05/22/2026
A victory for patient access in Virginia. Thank you, Governor Spanberger.
When you’ve faced cancer, you learn quickly what truly matters: timely access to the right treatment, in the setting your clinical team recommends. Affordability cannot come at the cost of that access.
Today, we are deeply grateful to Virginia Governor Abigail Spanberger for vetoing HB483 and SB271, the Prescription Drug Affordability Board (PDAB) / MFN bill. She listened to patients, survivors, and frontline providers—and chose to reject a dangerous experiment that would have put Virginians' lives at risk.
Earlier this year, our Founder & CEO, Maimah Karmo, a breast cancer survivor, warned in the Richmond Times-Dispatch that this board would not lower costs for patients, could force "medical switching," and would drain state resources without putting a single dollar back into a patient’s pocket.
When the bill later shifted to incorporate MFN (Most Favored Nation) policies, the risks only grew. As Maimah wrote in a follow-up thought piece, giving a board the power to cap payments without strong safeguards creates devastating new barriers:
🔹Disrupted care – When reimbursement falls short of drug acquisition costs, community cancer clinics may stop offering life-saving treatments. Patients stable on therapy could be forced to switch for non-medical reasons.
🔹Delays and uncertainty – Insurers often respond to price caps with stricter prior authorizations, step therapy, and longer drives to find a provider. No patient fighting cancer should face that.
🔹No proven patient savings – Five out of six payers don’t believe PDABs will lower premiums or out-of-pocket costs. This is bureaucracy over care.
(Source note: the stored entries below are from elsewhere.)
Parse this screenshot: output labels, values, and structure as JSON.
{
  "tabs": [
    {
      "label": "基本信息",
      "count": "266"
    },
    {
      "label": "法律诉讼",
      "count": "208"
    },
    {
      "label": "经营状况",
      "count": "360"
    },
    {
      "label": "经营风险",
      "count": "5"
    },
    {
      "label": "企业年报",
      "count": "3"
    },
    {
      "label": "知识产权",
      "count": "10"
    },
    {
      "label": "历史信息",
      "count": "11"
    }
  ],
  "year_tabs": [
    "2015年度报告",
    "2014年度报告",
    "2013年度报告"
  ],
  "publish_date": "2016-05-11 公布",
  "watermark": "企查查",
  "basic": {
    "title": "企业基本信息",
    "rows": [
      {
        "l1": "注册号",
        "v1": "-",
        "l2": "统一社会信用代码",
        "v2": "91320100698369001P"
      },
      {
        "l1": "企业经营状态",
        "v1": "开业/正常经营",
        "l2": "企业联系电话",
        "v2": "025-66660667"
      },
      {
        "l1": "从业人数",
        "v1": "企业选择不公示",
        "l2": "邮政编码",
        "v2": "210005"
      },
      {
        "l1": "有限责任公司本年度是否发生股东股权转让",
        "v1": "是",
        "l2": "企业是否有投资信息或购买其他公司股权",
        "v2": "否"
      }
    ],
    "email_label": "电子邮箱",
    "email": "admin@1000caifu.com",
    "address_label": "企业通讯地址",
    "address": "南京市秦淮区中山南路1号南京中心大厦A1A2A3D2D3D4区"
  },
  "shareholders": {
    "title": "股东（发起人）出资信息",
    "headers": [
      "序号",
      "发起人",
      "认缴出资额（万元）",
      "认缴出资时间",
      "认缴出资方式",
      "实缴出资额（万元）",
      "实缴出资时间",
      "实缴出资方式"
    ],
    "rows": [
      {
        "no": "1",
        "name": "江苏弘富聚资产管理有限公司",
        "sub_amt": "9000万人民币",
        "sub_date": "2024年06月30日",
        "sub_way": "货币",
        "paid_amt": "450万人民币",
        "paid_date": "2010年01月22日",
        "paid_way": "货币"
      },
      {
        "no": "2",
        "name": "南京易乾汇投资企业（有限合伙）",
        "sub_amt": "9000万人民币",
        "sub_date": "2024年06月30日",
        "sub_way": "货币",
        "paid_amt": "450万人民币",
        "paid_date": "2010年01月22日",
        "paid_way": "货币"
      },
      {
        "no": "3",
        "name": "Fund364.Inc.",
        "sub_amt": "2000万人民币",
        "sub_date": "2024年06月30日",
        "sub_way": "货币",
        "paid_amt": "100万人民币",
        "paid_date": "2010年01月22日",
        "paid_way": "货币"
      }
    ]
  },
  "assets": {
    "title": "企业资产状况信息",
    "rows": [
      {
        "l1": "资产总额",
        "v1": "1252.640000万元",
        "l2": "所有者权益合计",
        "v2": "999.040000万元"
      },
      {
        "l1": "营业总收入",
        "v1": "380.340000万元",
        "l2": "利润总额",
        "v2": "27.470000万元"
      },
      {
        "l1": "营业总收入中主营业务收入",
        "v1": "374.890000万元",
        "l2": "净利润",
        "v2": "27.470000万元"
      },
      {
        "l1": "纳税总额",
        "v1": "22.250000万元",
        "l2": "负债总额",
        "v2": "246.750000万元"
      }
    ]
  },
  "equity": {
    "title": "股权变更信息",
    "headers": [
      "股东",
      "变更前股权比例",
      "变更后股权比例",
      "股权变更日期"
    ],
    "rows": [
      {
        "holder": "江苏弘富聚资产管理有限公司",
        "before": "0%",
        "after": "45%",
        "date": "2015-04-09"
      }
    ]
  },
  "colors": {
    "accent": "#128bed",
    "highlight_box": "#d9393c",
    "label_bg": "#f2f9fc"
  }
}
Governor Spanberger’s amendments sought to slow the riskiest elements. When the legislature declined to take them up, she made the right choice for Virginia patients.
We cannot gamble with lives in the name of affordability. There are better paths: lowering out-of-pocket costs directly, reforming PBM practices, and protecting safety-net programs.
Thank you again, Governor Spanberger, for vetoing this bill and putting patients first.
Let this be a message to other states considering PDABs: Patient access is not negotiable.